Christopher Nolan’s “The Odyssey” Breaks New Ground: 70MM IMAX Tickets Available Now for 2026 Release
In an unprecedented move, tickets for Christopher Nolan’s The Odyssey are already on sale—a year ahead of the movie’s release date.
Nolan’s upcoming adaptation of Homer’s epic isn’t due in theaters until July 17, 2026. Advanced tickets are already on sale for IMAX theaters capable of screening the film in Nolan’s preferred 70mm. This appears to be the first time in movie history that tickets for a film have been made available a year before its release. The only rub is that there aren’t that many theaters in the U.S. with 70mm capability—just a few dozen.
Yet Universal is, wisely, all-in on Nolan’s latest. “We know this film will be a once-in-a-generation cinematic masterpiece that Homer himself would be very proud of,” Jim Orr, Universal Pictures’ president of domestic theatrical distribution, said from the stage of the Colosseum at Caesars Palace in Las Vegas on Wednesday at this year’s CinemaCon.
Nolan’s adaptation of Homer’s epic is the writer/director’s star-studded follow-up to his Oscar-winning biopic Oppenheimer, which turned the life of Robert J. Oppenheimer, the father of the atomic bomb, into a riveting, three-hour storytelling masterclass. Nolan certainly seems ideally suited to take on Homer’s epic, which stars Matt Damon as the waylaid hero Odysseus, prohibited from coming home after the Trojan War by vengeful gods, goddesses, and more. Nolan’s incredible cast, which includes Charlize Theron, Lupita Nyong’o, Zendaya, Jon Bernthal, Anne Hathaway, Robert Pattinson, Mia Goth, Tom Holland, Benny Safdies, and others, will portray the tale’s motley crew of gods, goddesses, kings, peasants, debaucherous suitors, all spread out over far-flung locations and who come into contact, for good or ill, with Odysseus. Nolan embarked on his adaptation with longtime collaborators like DP Hoyte Van Hoytema, editor Jennifer Lame, and composer Ludwig Göransson, all well suited to his meticulous, singular approach.

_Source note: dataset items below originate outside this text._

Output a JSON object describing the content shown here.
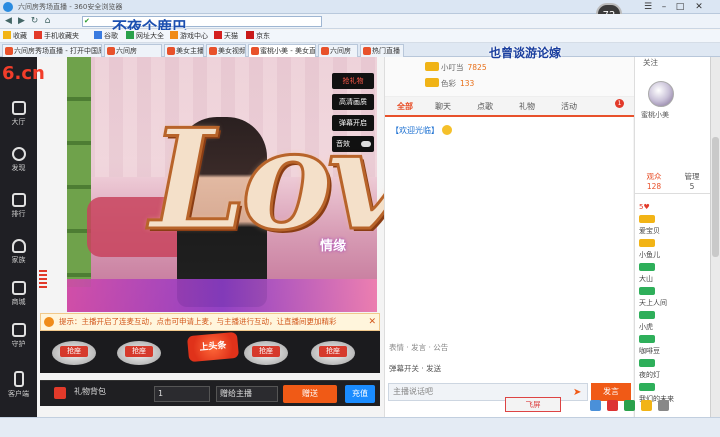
{
  "browser": {
    "window_title": "六间房秀场直播 - 360安全浏览器",
    "zoom_level": "72",
    "address": "v.6.cn/fenghua",
    "overlay_left": "不夜个鹿巴",
    "overlay_right": "也曾谈游论嫁"
  },
  "favorites": [
    "收藏",
    "手机收藏夹",
    "谷歌",
    "网址大全",
    "游戏中心",
    "天猫",
    "京东",
    "导航",
    "爱淘宝"
  ],
  "tabs": [
    {
      "label": "六间房秀场直播 - 打开中国原创..."
    },
    {
      "label": "六间房"
    },
    {
      "label": "美女主播"
    },
    {
      "label": "美女视频"
    },
    {
      "label": "蜜桃小美 - 美女直播间",
      "active": true
    },
    {
      "label": "六间房"
    },
    {
      "label": "热门直播"
    }
  ],
  "sitenav": {
    "logo": "6.cn",
    "logo_sub": "六间房",
    "items": [
      "大厅",
      "发现",
      "排行",
      "家族",
      "商城",
      "守护",
      "客户端"
    ]
  },
  "video": {
    "buttons": [
      "抢礼物",
      "高清画质",
      "弹幕开启",
      "音效"
    ],
    "caption": "情缘"
  },
  "overlay_graphic": "Love",
  "notice": {
    "text": "提示：主播开启了连麦互动，点击可申请上麦，与主播进行互动，让直播间更加精彩",
    "close": "✕"
  },
  "gifts": {
    "labels": [
      "抢座",
      "抢座",
      "抢座",
      "抢座",
      "抢座"
    ],
    "headline": "上头条",
    "gift_button": "礼物背包",
    "quantity": "1",
    "recipient": "赠给主播",
    "send": "赠送",
    "recharge": "充值"
  },
  "chat": {
    "rank": [
      {
        "name": "小叮当",
        "count": "7825"
      },
      {
        "name": "色彩",
        "count": "133"
      }
    ],
    "tabs": [
      "全部",
      "聊天",
      "点歌",
      "礼物",
      "活动"
    ],
    "tab_badge": "1",
    "message": "【欢迎光临】",
    "tools": "表情  ·  发言  ·  公告",
    "options": "弹幕开关  ·  发送",
    "input_placeholder": "主播说话吧",
    "send": "发言"
  },
  "host": {
    "top_label": "关注",
    "name": "蜜桃小美"
  },
  "audience": {
    "tabs": [
      {
        "label": "观众",
        "count": "128"
      },
      {
        "label": "管理",
        "count": "5"
      }
    ],
    "heart": "5♥",
    "items": [
      {
        "badge": "gold",
        "name": "爱宝贝"
      },
      {
        "badge": "gold",
        "name": "小鱼儿"
      },
      {
        "badge": "green",
        "name": "大山"
      },
      {
        "badge": "green",
        "name": "天上人间"
      },
      {
        "badge": "green",
        "name": "小虎"
      },
      {
        "badge": "green",
        "name": "咖啡豆"
      },
      {
        "badge": "green",
        "name": "夜的灯"
      },
      {
        "badge": "green",
        "name": "我们的未来"
      }
    ]
  },
  "fly_button": "飞屏",
  "colors": {
    "brand": "#e8512b",
    "send": "#f05a16",
    "recharge": "#1a8cff",
    "sidebar": "#1f1f24"
  }
}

Orr described Nolan’s film as a “mythic action epic shot across the world using brand new IMAX film technology.” Nolan, Hoytema, and his team were able to deploy brand-new IMAX cameras after Nolan asked the company if they could resolve some of the camera’s problems, which IMAX then delivered. Hoytema and his team were able to use new, lighter-weight cameras this time around.
It makes sense that Nolan and Universal are so invested in getting people into IMAX theaters—Oppenheimer earned more than $190 million of the film’s total gross on the large format screens.
Featured image: Matt Damon in Christopher Nolan’s “The Odyssey.” Courtesy Universal Pictures.